An eight-page opinion in Hoosier Care Inc. v. Michael Chertoff, Secretary of Homeland Security, et al., comes from a decision last year in the U.S. District Court for the Central District of Illinois.
Hoosier Care, a non-profit organization that operates in both Illinois and Indiana, wanted to hire two Filipinos without American citizenship to be staff members to help take care of disabled adults and children at one of its Illinois facilities. They were to be "developmental disability specialists," the suit says. In order to hire them, the company had to first receive alien labor certification before being able to obtain immigrant visas for the pair.
The Department of Labor granted the certification after receiving information that the two met education requirements, but the Homeland Security ;s U.S. Citizenship and Immigration Services agency later rejected the petition to classify the two eligible for "employer-based" immigration status. An Illinois District Court ruled against Hoosier Care in its challenge of the decision.
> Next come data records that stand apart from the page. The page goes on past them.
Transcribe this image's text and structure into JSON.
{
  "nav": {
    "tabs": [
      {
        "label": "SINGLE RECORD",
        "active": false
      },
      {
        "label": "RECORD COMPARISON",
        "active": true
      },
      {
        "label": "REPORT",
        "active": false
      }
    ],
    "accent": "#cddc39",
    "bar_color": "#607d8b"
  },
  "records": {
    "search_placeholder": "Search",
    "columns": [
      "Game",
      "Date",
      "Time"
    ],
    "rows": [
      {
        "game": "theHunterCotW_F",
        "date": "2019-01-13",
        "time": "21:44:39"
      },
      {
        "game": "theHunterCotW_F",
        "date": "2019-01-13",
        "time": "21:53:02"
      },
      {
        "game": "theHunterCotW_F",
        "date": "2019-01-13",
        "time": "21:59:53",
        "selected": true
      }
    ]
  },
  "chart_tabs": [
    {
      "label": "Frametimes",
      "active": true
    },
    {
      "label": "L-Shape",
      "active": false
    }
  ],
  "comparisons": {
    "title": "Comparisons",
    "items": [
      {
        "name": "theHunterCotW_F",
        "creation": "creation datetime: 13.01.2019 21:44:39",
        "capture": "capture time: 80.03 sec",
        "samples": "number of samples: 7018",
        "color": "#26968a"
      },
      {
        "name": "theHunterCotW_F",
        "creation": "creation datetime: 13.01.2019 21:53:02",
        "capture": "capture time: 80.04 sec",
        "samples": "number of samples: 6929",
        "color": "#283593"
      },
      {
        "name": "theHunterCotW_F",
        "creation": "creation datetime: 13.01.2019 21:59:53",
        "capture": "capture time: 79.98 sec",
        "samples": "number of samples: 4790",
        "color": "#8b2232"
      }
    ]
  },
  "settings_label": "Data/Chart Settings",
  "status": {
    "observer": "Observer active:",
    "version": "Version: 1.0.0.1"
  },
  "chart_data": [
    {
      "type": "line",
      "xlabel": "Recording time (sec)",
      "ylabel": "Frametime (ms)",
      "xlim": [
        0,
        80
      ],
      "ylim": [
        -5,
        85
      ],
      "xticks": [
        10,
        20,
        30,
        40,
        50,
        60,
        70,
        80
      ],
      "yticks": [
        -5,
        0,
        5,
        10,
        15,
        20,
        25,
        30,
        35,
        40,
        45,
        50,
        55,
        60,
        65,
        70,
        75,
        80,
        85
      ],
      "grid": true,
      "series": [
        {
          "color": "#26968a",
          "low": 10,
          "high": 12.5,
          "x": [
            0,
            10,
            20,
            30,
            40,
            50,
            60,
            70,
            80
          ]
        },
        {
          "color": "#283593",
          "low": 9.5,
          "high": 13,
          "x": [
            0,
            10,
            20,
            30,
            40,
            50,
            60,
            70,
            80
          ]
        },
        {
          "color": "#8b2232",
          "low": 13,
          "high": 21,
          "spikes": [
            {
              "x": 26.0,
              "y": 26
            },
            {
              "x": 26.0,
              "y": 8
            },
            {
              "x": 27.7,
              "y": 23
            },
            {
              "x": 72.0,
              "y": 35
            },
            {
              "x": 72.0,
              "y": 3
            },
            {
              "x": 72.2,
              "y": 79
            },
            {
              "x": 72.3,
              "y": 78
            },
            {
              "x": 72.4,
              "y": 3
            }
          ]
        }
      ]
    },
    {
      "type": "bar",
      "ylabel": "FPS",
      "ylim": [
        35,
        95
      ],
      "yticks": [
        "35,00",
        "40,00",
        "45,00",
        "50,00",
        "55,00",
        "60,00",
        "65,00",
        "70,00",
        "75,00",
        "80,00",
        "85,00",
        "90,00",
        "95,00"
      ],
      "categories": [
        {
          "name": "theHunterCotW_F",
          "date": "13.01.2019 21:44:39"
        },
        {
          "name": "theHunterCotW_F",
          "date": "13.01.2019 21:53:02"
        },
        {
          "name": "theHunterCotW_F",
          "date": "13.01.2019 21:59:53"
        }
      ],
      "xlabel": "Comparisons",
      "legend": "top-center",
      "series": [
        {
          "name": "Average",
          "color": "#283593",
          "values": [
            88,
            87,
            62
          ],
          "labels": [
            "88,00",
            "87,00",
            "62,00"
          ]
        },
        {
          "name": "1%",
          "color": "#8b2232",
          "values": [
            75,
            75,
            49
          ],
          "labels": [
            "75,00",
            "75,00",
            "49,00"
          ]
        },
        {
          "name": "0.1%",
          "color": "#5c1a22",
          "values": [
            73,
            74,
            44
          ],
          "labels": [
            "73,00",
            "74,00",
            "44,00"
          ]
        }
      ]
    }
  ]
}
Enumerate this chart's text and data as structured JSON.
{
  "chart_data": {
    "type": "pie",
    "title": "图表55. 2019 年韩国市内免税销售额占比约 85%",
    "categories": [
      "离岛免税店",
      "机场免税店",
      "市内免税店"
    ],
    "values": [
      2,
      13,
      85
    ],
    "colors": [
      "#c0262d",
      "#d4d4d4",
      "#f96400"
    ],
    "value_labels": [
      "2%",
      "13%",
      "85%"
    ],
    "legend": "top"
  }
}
However, the three judge panel – Judges Richard Posner, Ilana Rovner and Diane Sykes – reversed the decision and remanded it to the Department of Homeland Security for further proceedings, essentially arguing that the labor department has jurisdiction here and not homeland security officials.
In the decision, Judge Posner wrote, "But the Department of Homeland Security does not argue that in conducting such and investigation in this case it was simply doing the Labor Department 's work for it. If it wants to do that, it will have to change its regulations and probably also persuade Congress to change the statute."